Data and metadata standards
Most of the data collected (by volume) will be geospatial in nature (e.g., GIS and remotely sensed data) and will be in either vector or raster format. These data will be documented using tools that support the ISO 19115 metadata standard. Some of the data collected will be textual in nature and will be saved as text, MS Word, and pdf documents (e.g., surveys, experimental notes). Any tabular data collected will be captured in spreadsheets or data tables and saved in .csv files for long-term accessibility; we plan to make use of the DataUp tool available through DataONE that converts Excel spreadsheets into preservation-ready products and that enables the creation of associated metadata. The metadata management system developed with support from the current EPSCoR project consists of an internal database schema that stores metadata-related information with REST-based web services for delivery of metadata in a variety of standard formats: ISO 19115, FGDC CSDGM, Dublin Core, and WaterML. In addition to ISO 19115, core metadata formats targeted by the project will include Dublin Core for textual resources and Ecological Metadata Language for environmental data that are collected. Other more specific standards that apply to discipline-specific data will be employed as necessary to conform to community norms. Standards will be selected because they are community-based and receive widespread usage and are particularly relevant to the types of data and information that will be collected as part of EPSCoR RII4. We expect the standards landscape to evolve over the five-year life span of the project and will adapt accordingly.

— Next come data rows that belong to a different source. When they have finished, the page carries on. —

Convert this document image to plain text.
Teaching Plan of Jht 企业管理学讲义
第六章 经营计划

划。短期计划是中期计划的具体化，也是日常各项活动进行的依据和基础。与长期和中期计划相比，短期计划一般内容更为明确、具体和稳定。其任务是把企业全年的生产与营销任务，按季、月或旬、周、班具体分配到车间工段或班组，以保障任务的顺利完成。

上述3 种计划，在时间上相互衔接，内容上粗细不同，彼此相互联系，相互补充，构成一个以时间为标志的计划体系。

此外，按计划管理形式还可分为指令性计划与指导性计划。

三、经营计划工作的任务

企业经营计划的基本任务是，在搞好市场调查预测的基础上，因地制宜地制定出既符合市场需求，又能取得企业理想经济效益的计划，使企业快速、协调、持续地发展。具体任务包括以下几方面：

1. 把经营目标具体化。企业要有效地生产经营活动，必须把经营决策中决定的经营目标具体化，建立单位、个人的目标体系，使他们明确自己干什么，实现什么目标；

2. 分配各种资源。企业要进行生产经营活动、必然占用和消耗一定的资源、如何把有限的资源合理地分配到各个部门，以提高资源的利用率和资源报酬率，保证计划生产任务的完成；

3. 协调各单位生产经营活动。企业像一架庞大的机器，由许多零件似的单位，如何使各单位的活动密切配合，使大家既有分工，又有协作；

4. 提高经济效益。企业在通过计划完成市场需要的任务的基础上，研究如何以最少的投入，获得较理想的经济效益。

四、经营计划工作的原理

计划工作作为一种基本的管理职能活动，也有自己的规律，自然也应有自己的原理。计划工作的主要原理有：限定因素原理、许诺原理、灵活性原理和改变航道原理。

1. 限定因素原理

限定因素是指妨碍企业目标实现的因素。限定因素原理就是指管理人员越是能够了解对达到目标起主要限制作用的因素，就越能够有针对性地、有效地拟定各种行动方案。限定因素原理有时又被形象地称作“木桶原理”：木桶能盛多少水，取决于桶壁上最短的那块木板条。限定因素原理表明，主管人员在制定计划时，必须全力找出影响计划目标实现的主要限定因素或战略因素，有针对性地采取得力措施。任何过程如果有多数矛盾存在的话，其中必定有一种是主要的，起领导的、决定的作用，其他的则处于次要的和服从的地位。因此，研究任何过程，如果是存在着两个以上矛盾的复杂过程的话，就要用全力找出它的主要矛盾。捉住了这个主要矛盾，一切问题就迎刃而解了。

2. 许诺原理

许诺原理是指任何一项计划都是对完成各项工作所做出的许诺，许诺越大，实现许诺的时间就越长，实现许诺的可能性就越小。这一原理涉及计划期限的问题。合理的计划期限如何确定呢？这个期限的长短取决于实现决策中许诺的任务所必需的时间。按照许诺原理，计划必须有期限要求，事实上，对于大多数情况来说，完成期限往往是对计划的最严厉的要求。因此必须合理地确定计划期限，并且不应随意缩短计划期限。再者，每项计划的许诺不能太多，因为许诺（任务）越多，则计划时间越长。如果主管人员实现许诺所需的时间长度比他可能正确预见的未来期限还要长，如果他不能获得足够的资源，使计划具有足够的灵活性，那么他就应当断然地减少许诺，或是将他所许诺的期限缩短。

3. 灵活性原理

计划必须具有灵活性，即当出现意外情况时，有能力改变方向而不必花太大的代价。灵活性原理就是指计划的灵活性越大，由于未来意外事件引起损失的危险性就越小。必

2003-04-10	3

Policies for access and sharing
Data will be made available through several mechanisms. First, during the data and information gathering portion of the project, most data will be available to all project participants via a password-controlled website that houses the virtual lab notebook, copies of non-copyrighted materials, drafts of working white papers and publications, and other data and information generated during the course of the project. Two exceptions include survey data that contain names of human subjects and data and information related to inventions that are to be patented.

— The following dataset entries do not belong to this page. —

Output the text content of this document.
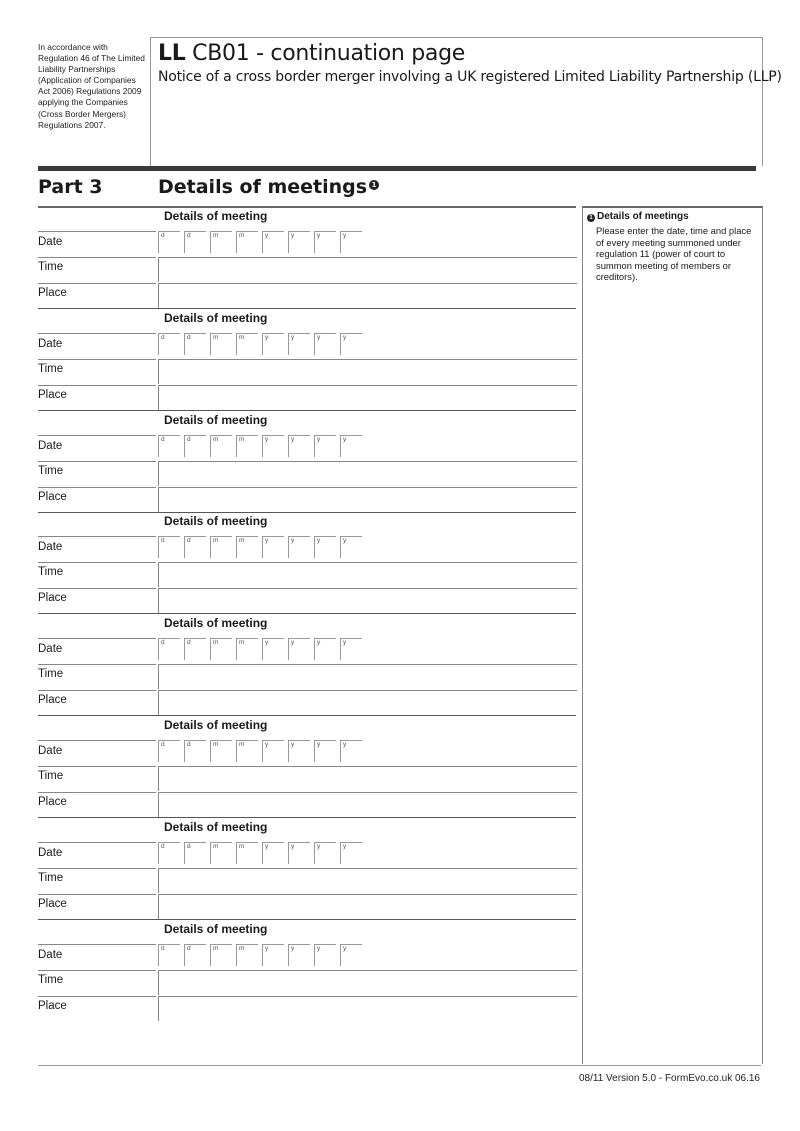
In accordance with Regulation 46 of The Limited Liability Partnerships (Application of Companies Act 2006) Regulations 2009 applying the Companies (Cross Border Mergers) Regulations 2007.
LL CB01 - continuation page
Notice of a cross border merger involving a UK registered Limited Liability Partnership (LLP)
Part 3	Details of meetings 1
1 Details of meetings
Please enter the date, time and place of every meeting summoned under regulation 11 (power of court to summon meeting of members or creditors).
Details of meeting
Date
d	d	m	m	y	y	y	y
Time
Place
Details of meeting
Date
d	d	m	m	y	y	y	y
Time
Place
Details of meeting
Date
d	d	m	m	y	y	y	y
Time
Place
Details of meeting
Date
d	d	m	m	y	y	y	y
Time
Place
Details of meeting
Date
d	d	m	m	y	y	y	y
Time
Place
Details of meeting
Date
d	d	m	m	y	y	y	y
Time
Place
Details of meeting
Date
d	d	m	m	y	y	y	y
Time
Place
Details of meeting
Date
d	d	m	m	y	y	y	y
Time
Place
08/11 Version 5.0 - FormEvo.co.uk 06.16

With the exception of climate and water data that are collected automatically by State and Federal agencies and that will be made available as soon after collection as the agency allows, other data collected through this project may be embargoed for a period of up to one year to allow time for publication by students and researchers; any exceptions to this embargo period must be approved by the Project Director in writing. There will be no charge for data and information and they will be easily discoverable and acquired via the EPSCoR data portal. The research will be conducted in full compliance with both federal and University regulations and with all components of the applicable Federal Wide Assurance (FWA) for the protection of human subjects in research and all other applicable requirements. UNM investigators participating in the survey and experimental protocol will have completed training in Human Subjects Protections prior to the beginning of the research.
Policies for re-use, redistribution
We plan to adopt the Creative Commons CC BY licensing scheme. This license lets others distribute, remix, tweak, and build upon our work, even commercially, as long as they credit NM EPSCoR researchers for the original creation. This is the most accommodating of licenses offered and is recommended for maximum dissemination and use of licensed materials while also providing appropriate attribution to data creators.
Intended or foreseeable users of the data include other researchers, business and industry, educators, governmental and nongovernmental organizations, and educators and students.
Plans for archiving
The data and information collected through EPSCoR activities will be maintained, curated and archived in the NM Resource Geographic Information System (RGIS) that is associated with the UNM’s Earth Data Analysis Center (EDAC), which is also a DataONE Member Node. EDAC's RGIS has well-defined procedures for backup of multiple copies and preservation, including replication at other DataONE Member Nodes. For long-term archival storage and preservation, we will add EPSCoR data products to LoboVault (the UNM's institutional repository). Research data and metadata stored in RGIS will be available and accessible for a minimum of five years after the completion of the project. Key data such as GIS data layers and associated ISO 19115 compliant metadata will be preserved for the long-term after transformation to generic, preservation-ready formats.
NM EPSCoR contributes its data to the DataONE network as a member node. Through participation in this network, whose mission is to enhance search and discovery of Earth and environmental data, NM EPSCoR is able to reach a wider audience with and maintain high availability of its data.